La sacó temblando, las pelotas azules, a punto de explotar. Diego se rió bajito, se puso duro otra vez solo de mirarlos y se la clavó a Laura de un embiste seco por el culo. Ella gritó, el agujero abriéndose alrededor de la verga gruesa. Carlos se quedó mirando hipnotizado cómo entraba y salía, cómo el semen anterior salía empujado en burbujas blancas. Diego la folló el culo con saña hasta corrersse otra vez profundo, y cuando se salió le empujó la cara de Carlos contra los dos agujeros abiertos.

—Última limpieza del viaje.

Carlos lamió. Todo. El culo dilatado, el coño hinchado, los muslos brillantes. Tragó hasta que Laura se corrió una última vez en su boca, las piernas temblándole, la voz rota de tanto gemir.

El tren empezó a frenar. Las luces de la estación final se metieron por la cortinilla. Diego se subió los pantalones con calma, se abrochó el cinturón y se pasó la mano por el pelo. Laura se quedó tumbada en el asiento, las piernas abiertas, el coño y el culo rojos y goteando todavía, mirando a su marido arrodillado con esa sonrisa de puta satisfecha.

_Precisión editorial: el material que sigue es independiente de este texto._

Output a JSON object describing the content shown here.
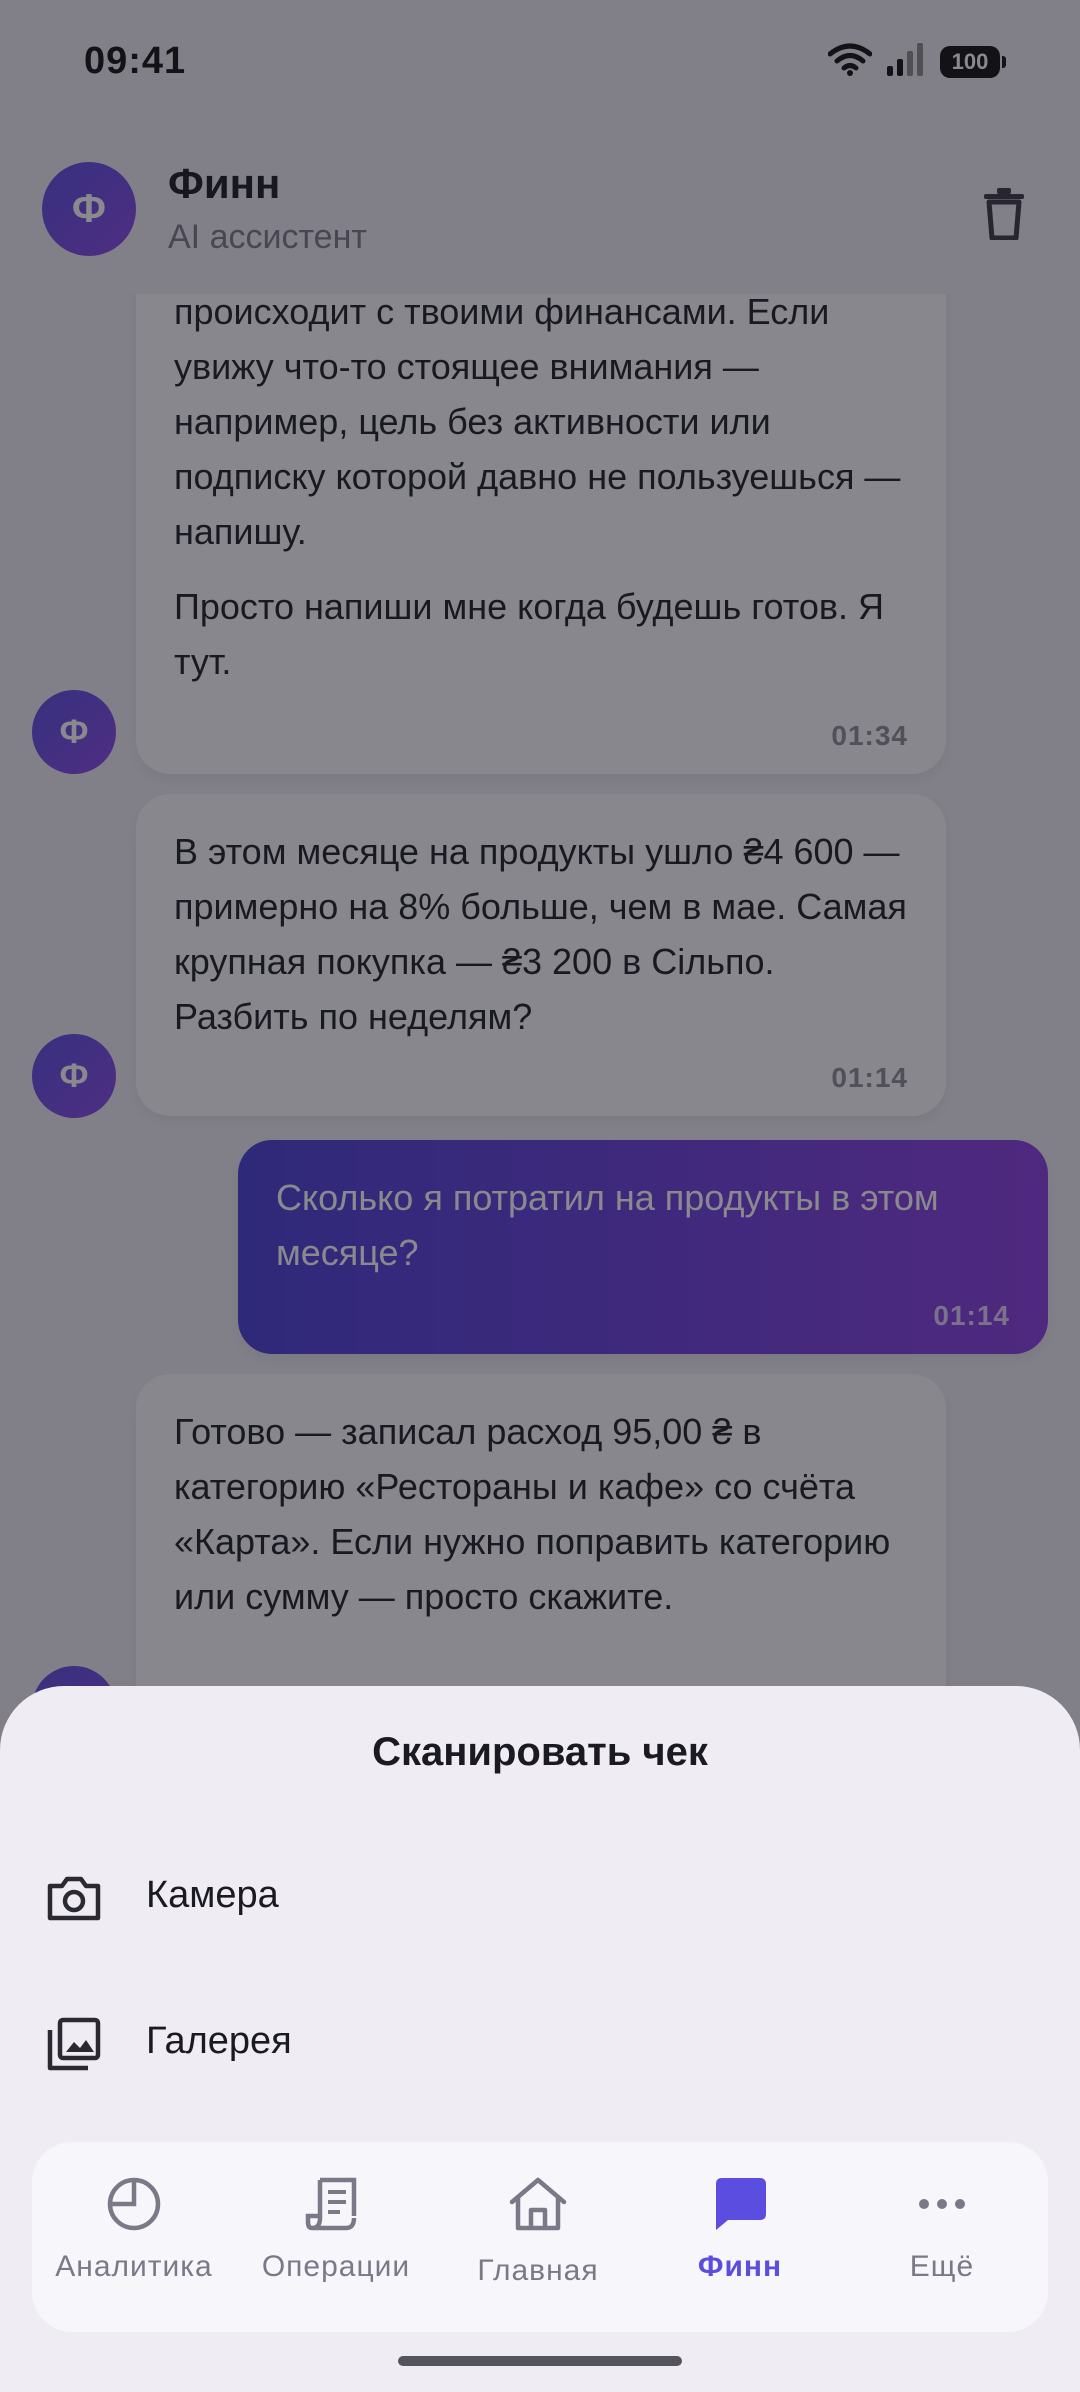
{
  "status": {
    "time": "09:41",
    "battery": "100"
  },
  "header": {
    "avatar_letter": "Ф",
    "name": "Финн",
    "subtitle": "AI ассистент"
  },
  "messages": [
    {
      "lines": [
        "происходит с твоими финансами. Если увижу что-то стоящее внимания — например, цель без активности или подписку которой давно не пользуешься — напишу."
      ],
      "extra": "Просто напиши мне когда будешь готов. Я тут.",
      "time": "01:34",
      "avatar": "Ф"
    },
    {
      "text": "В этом месяце на продукты ушло ₴4 600 — примерно на 8% больше, чем в мае. Самая крупная покупка — ₴3 200 в Сільпо. Разбить по неделям?",
      "time": "01:14",
      "avatar": "Ф"
    },
    {
      "text": "Сколько я потратил на продукты в этом месяце?",
      "time": "01:14",
      "from": "user"
    },
    {
      "text": "Готово — записал расход 95,00 ₴ в категорию «Рестораны и кафе» со счёта «Карта». Если нужно поправить категорию или сумму — просто скажите.",
      "avatar": "Ф"
    }
  ],
  "sheet": {
    "title": "Сканировать чек",
    "items": [
      {
        "label": "Камера",
        "icon": "camera-icon"
      },
      {
        "label": "Галерея",
        "icon": "gallery-icon"
      }
    ]
  },
  "tabs": [
    {
      "label": "Аналитика",
      "icon": "pie-chart-icon"
    },
    {
      "label": "Операции",
      "icon": "receipt-icon"
    },
    {
      "label": "Главная",
      "icon": "home-icon"
    },
    {
      "label": "Финн",
      "icon": "chat-icon",
      "active": true
    },
    {
      "label": "Ещё",
      "icon": "more-icon"
    }
  ],
  "colors": {
    "accent": "#5b4de0",
    "user_bubble_end": "#8a3fe0"
  }
}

Diego se agachó un segundo, le acarició la mejilla a Carlos con casi cariño y le dijo en voz baja:

—Ha sido una buena noche. Cuídala.

Luego se enderezó, abrió la puerta del compartimento y salió al pasillo sin mirar atrás. El traqueteo se apagó al detenerse del todo. Se oyó el silbido de las puertas exteriores y el rumor lejano de gente bajando. Diego caminó hacia la salida del vagón con paso tranquilo, la chaqueta al hombro, y desapareció entre la gente del andén como si nada hubiera pasado.